The solar capacity will serve roughly 26,000 homes and is less than one-tenth of what the two new nuclear reactors at Plant Vogtle will produce.
The company is hailing it's plan as a major achievement.
"Overall we're excited about this new program because it will make Georgia a national leader among states where there is no solar mandate," said Mike Hazelton, Georgia Power's vice president of marketing.
Other states that have mandated a set percentage of energy that must come from solar sources have had to boost the rates customers pay to do it, he said. The Georgia Power plan won't affect rates because it is based on paying the solar providers what it would have paid the biomass provider, 13 cents per kilowatt hour, which is already figured into customer's rates.
Since the Public Service Commission has already given it the OK for the 210 megawatts in added capacity and set customer rates, Georgia Power officials hope for a quick approval.
"This is a good first step toward increasing Georgia's solar infrastructure," said Jessica Moore, executive director of the Georgia Solar Energy Association.
Georgia Power's plan is to buy no more than 20 megawatts from any single supplier and to purchase 10 megawatts of so-called distributed power in new contracts each of the next three years from homeowners or property owners looking to make a little money off of their roof space.

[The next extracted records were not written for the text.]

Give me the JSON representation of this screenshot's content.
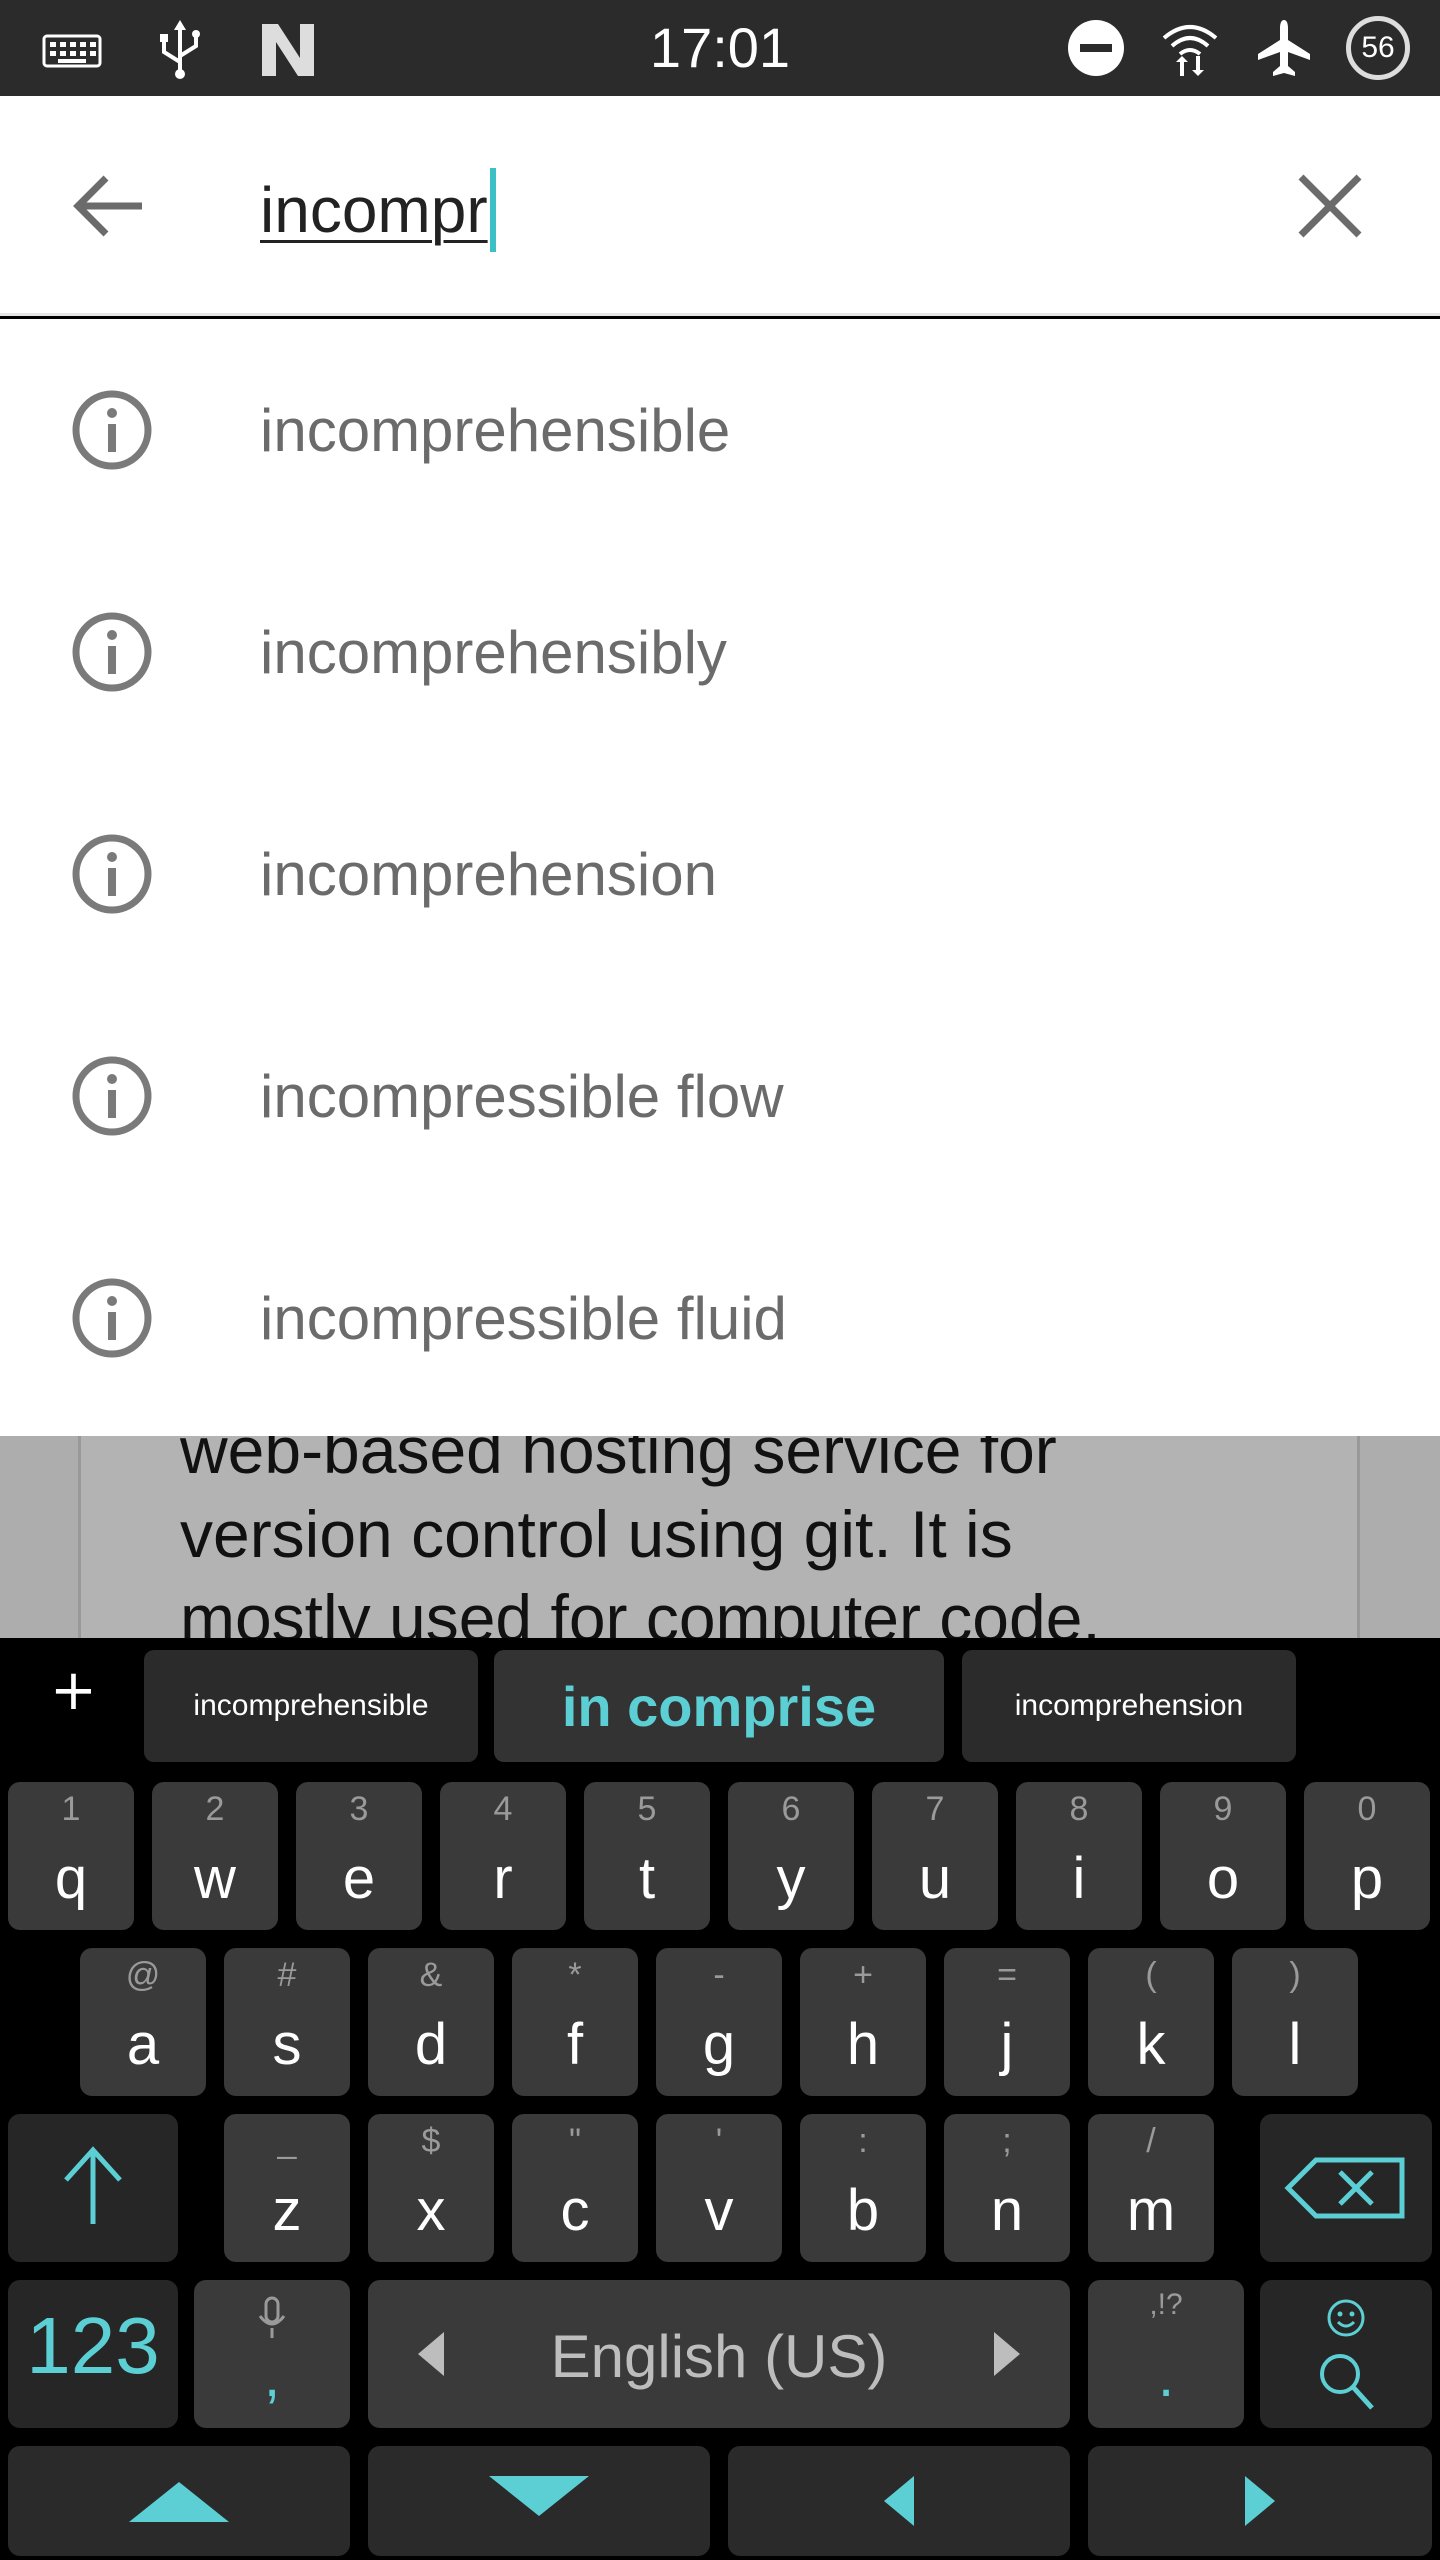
{
  "status_bar": {
    "time": "17:01",
    "battery": "56",
    "left_icons": [
      "keyboard-icon",
      "usb-icon",
      "n-notification-icon"
    ],
    "right_icons": [
      "do-not-disturb-icon",
      "wifi-icon",
      "airplane-mode-icon",
      "battery-icon"
    ]
  },
  "search": {
    "value": "incompr"
  },
  "suggestions": [
    "incomprehensible",
    "incomprehensibly",
    "incomprehension",
    "incompressible flow",
    "incompressible fluid"
  ],
  "background_text": [
    "web-based hosting service for",
    "version control using git. It is",
    "mostly used for computer code."
  ],
  "keyboard": {
    "suggest": {
      "left": "incomprehensible",
      "center": "in comprise",
      "right": "incomprehension",
      "plus": "+"
    },
    "row1": [
      {
        "hint": "1",
        "key": "q"
      },
      {
        "hint": "2",
        "key": "w"
      },
      {
        "hint": "3",
        "key": "e"
      },
      {
        "hint": "4",
        "key": "r"
      },
      {
        "hint": "5",
        "key": "t"
      },
      {
        "hint": "6",
        "key": "y"
      },
      {
        "hint": "7",
        "key": "u"
      },
      {
        "hint": "8",
        "key": "i"
      },
      {
        "hint": "9",
        "key": "o"
      },
      {
        "hint": "0",
        "key": "p"
      }
    ],
    "row2": [
      {
        "hint": "@",
        "key": "a"
      },
      {
        "hint": "#",
        "key": "s"
      },
      {
        "hint": "&",
        "key": "d"
      },
      {
        "hint": "*",
        "key": "f"
      },
      {
        "hint": "-",
        "key": "g"
      },
      {
        "hint": "+",
        "key": "h"
      },
      {
        "hint": "=",
        "key": "j"
      },
      {
        "hint": "(",
        "key": "k"
      },
      {
        "hint": ")",
        "key": "l"
      }
    ],
    "row3": [
      {
        "hint": "_",
        "key": "z"
      },
      {
        "hint": "$",
        "key": "x"
      },
      {
        "hint": "\"",
        "key": "c"
      },
      {
        "hint": "'",
        "key": "v"
      },
      {
        "hint": ":",
        "key": "b"
      },
      {
        "hint": ";",
        "key": "n"
      },
      {
        "hint": "/",
        "key": "m"
      }
    ],
    "num_key": "123",
    "comma_key": ",",
    "space_label": "English (US)",
    "period_hint": ",!?",
    "period_key": ".",
    "accent_color": "#5ccfd4"
  }
}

"The program announced today offers a very limited program for homeowners and business owners to install solar on their own roofs," said Rhone Resch, president and CEO of the national, Solar Energy Industries Association. "Distributed solar must be allowed to grow at a rate higher than 10 megawatt per year in order to create a truly sustainable market and jobs across the state."
The solar association has lobbied for a different arrangement that would allow property owners to rent their roofs to solar companies that would sell them back the power and then market any extra to Georgia Power or neighboring homes. Georgia Power opposes changing the law to allow it.
Greg Roberts, the utility's vice president of pricing and planning, said a 20-year contract to buy the electricity is something a property owner can take to a bank for the loan needed to install the roof-top panels.
"If they've got a basically guaranteed stream of payments from a very creditworthy customer, Georgia Power, we think that will get them a long way toward getting financing," he said.
Last week, a start-up solar company filed papers with the PSC to become a utility and compete with Georgia Power to sell to retail customers statewide. It wants to build about 10 times as much solar capacity as Georgia Power proposed Wednesday.